Marv Wolfman recalls his friend of nearly 40 years:

If you are into comics, you already know Paul Levitz is stepping down from his position as President and Publisher of DC Comics. I’ve known Paul since he was 13 and consider him one of my closest and dearest friends. For years now, Paul has talked about retiring someday soon and returning to writing, his first love. For that reason alone I am so happy for him because I know that’s what he deeply cares about and has been wanting. As readers, we are in for some major treats.

I can also say, without fear of rebuttal by anyone who is in the know, Paul is probably the best, the smartest, the most creative and the most moral Publisher the business has ever seen. Most fans have no idea how important Paul is, not only to DC, but to the entire industry. I have often said, and mean, that without Paul there very well might not be a comics industry today. I am not speaking in hyperbole. I am being literal; I mean exactly what I wrote.

And Kurt Busiek wins with a comprehensive summation:

Paul has been at the forefront of just about every industry development of the last couple of decades, and has been key to how the industry’s shaped itself over those years. Shifting from a periodicals-only business to a strong backlist-oriented business with trade paperbacks and hardcovers, adding imprints like Vertigo, creating new opportunities for creators and for creator ownership, seeing that DC gave a fair (or at least fairer) deal to the creators who originated the concepts that turned up in DC-based movies, from Arkham Asylum and Lucius Fox to Robin’s motorcycles (yeah, because they called Chris O’Donnell’s ride the “Redbird” in one of the movies, Paul Levitz saw to it that Chuck Dixon got money) and more, Paul was an important part of a huge number of changes that DC’s seen, and that the whole industry’s seen. Some of them big changes everyone’s noticed, some of them behind-the-scenes stuff few people know about.

And some people have been impatient that Paul was cautious, and wanted him to move faster, to leap into new things instead of easing into them. But in an industry where many publishers throw money into the latest cool thing, only to find themselves overextended and floundering, Paul was always careful that growth and change should be sustainable, doing things like building a backlist of trade paperbacks slowly, so the revenue from the existing books would fuel the addition of new ones, and a large library was built over time. And often, when other publishers’ precipitous actions had made things unstable, DC Comics provided a backstop, a stability that let the comics industry ride out the rough waters and get to the next safe haven. To mix metaphors shamelessly.

Paul is one of a very few people who’ve been absolutely key in shaping the comics industry from what it was in the mid-Seventies to what it is today. Staggering changes, built slowly over time, so that DC (and the companies that adopted DC’s innovations) could build from strength to strength.


  1. paul levitz has more integrity, honesty, vision, , and creativity (and a love for comics and the creative community) in his little finger than the majority of entertainment execs have in their whole selves. this is a huge loss to the comics industry, but maybe, in the end, a welcome change for paul who can now have the time to share with us his considerable writing skills. i salute his many contributions to the industries, pray that somehow they’ll last, and wish the best for paul!

  2. The backlist.

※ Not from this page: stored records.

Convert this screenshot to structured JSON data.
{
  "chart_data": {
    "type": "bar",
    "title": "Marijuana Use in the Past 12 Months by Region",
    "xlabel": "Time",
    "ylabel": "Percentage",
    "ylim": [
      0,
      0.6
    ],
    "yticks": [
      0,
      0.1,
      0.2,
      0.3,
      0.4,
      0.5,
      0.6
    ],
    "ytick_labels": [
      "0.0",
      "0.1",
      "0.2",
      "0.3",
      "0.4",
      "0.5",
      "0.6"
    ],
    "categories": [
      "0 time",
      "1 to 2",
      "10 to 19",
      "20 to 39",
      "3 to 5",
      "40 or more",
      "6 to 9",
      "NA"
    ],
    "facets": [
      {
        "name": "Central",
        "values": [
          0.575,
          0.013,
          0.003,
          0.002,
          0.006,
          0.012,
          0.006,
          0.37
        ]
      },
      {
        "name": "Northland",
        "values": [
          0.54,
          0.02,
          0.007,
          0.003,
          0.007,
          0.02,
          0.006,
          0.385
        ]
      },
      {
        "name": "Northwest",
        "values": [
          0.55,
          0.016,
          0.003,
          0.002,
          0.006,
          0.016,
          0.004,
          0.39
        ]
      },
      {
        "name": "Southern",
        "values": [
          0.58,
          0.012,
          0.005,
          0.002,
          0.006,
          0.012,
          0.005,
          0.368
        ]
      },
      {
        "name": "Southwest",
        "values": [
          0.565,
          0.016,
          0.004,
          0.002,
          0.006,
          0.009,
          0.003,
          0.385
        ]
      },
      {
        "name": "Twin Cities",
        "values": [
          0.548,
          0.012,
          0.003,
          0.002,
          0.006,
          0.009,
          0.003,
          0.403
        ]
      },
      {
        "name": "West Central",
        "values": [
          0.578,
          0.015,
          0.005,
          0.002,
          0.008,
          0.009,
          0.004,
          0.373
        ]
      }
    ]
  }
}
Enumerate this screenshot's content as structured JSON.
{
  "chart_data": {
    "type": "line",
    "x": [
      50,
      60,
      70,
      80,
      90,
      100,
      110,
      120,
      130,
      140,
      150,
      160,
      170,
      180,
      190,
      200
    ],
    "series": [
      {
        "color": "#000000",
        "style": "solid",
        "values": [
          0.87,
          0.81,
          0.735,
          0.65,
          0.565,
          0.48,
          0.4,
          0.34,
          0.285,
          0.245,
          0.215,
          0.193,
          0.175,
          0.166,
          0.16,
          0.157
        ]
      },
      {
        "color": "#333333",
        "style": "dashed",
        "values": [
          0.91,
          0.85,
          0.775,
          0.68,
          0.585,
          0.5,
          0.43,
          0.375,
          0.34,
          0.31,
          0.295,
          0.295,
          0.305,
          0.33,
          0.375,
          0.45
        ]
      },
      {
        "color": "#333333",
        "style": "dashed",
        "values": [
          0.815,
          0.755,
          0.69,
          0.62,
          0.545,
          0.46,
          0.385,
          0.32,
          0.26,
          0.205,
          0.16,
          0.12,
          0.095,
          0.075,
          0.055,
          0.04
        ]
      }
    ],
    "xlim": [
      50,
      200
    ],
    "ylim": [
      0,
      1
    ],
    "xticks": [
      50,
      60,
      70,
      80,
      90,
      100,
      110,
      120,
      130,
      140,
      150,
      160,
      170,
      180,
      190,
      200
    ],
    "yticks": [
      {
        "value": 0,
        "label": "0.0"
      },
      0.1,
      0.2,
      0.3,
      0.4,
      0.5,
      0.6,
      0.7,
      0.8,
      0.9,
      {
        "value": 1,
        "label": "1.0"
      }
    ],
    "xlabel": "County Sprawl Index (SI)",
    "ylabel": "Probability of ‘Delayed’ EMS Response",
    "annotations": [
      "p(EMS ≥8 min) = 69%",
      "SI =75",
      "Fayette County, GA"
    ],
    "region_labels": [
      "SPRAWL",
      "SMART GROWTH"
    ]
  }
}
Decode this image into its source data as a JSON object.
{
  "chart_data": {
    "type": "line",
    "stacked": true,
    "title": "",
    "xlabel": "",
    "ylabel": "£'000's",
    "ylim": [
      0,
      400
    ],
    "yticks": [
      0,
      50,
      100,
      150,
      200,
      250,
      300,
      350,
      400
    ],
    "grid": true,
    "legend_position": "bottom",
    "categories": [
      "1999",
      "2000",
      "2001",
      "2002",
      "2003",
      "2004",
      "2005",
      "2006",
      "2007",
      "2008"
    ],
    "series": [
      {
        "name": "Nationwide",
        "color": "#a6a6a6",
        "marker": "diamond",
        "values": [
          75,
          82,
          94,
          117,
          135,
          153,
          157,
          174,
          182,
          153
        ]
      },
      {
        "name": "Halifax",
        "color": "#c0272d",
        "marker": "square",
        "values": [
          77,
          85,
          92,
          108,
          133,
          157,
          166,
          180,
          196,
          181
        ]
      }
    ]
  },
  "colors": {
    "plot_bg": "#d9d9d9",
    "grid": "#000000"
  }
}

Important to comics as old titles are reprinted as trade paperbacks and even hardcovers. This is something the rest of the book industry ignores as only bestsellers are reprinted as they go after BIG sales instead of medium sales. Even in Science Fiction, where classics used to be a big part of the market, now they’re all most non-existent. Only a handful of titles by Isaac Asimov and Robert Heinlein can be found, but what about Doc Smith? Even Harlan Ellison’s huge backlist is OP and he’s still alive! Every book ever written by Edgar Rice Burroughs was in print in the 1980s, but now just a handful. I still think that if a publisher came along which specialized in mass market paperbacks reprinting classic science fiction (like The Forgotten Planet by Murray Leinster) that they’d have very respectible sales.